I Look Like My Mother (2018)
Photography
The title of this piece comes from the first line of a poem by Lavanya Huria, “My Mother, The Goddess”(2018), which led me to an exploration of my lineage through my own mothers. I found myself wondering, Do I look like my mother? And does she look like her mother? What special connection do I share with the mothers of my lineage, and is it something that is inevitably lost over generations?
This piece is a visual representation of my emotional process, as I come to a more deeper understanding of where I come from and what it means to be a woman in my family. At first glance, it may seem that all the pictures are taken at the same point in time, or perhaps that it is a progression of photos of the same woman. I hoped to invoke questions: wondering where time is in the photograph, and how these images are connected. I continue to find myself submerged in these reflections myself as I think about my lineage.

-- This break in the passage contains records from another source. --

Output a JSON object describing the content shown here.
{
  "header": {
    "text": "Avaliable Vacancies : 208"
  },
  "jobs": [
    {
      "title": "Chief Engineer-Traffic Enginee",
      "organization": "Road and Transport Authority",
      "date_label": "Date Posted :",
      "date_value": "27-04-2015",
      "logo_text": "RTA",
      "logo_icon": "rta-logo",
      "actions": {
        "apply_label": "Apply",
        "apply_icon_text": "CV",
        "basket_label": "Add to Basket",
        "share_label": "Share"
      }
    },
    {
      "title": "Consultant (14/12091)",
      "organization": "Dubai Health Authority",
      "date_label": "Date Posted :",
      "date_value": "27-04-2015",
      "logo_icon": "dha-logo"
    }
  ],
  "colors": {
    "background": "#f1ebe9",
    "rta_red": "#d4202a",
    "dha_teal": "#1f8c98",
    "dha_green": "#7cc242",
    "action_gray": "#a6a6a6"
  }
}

In reality, the first picture (most left) is myself, taken in 1994 when I was three years old. The second picture (middle left), my mother, in 1972 when she was 15 years old. The third picture, (middle right) , my grandmother at 41 years old in 1973, and my great-grandmother (most right) at 85 years old in 1990. This piece is a gift to my mothers, an acknowledgement of intergenerational wisdom and trauma, and a recognition of all the history that is so deeply embedded in our bodies that it shows on our skin.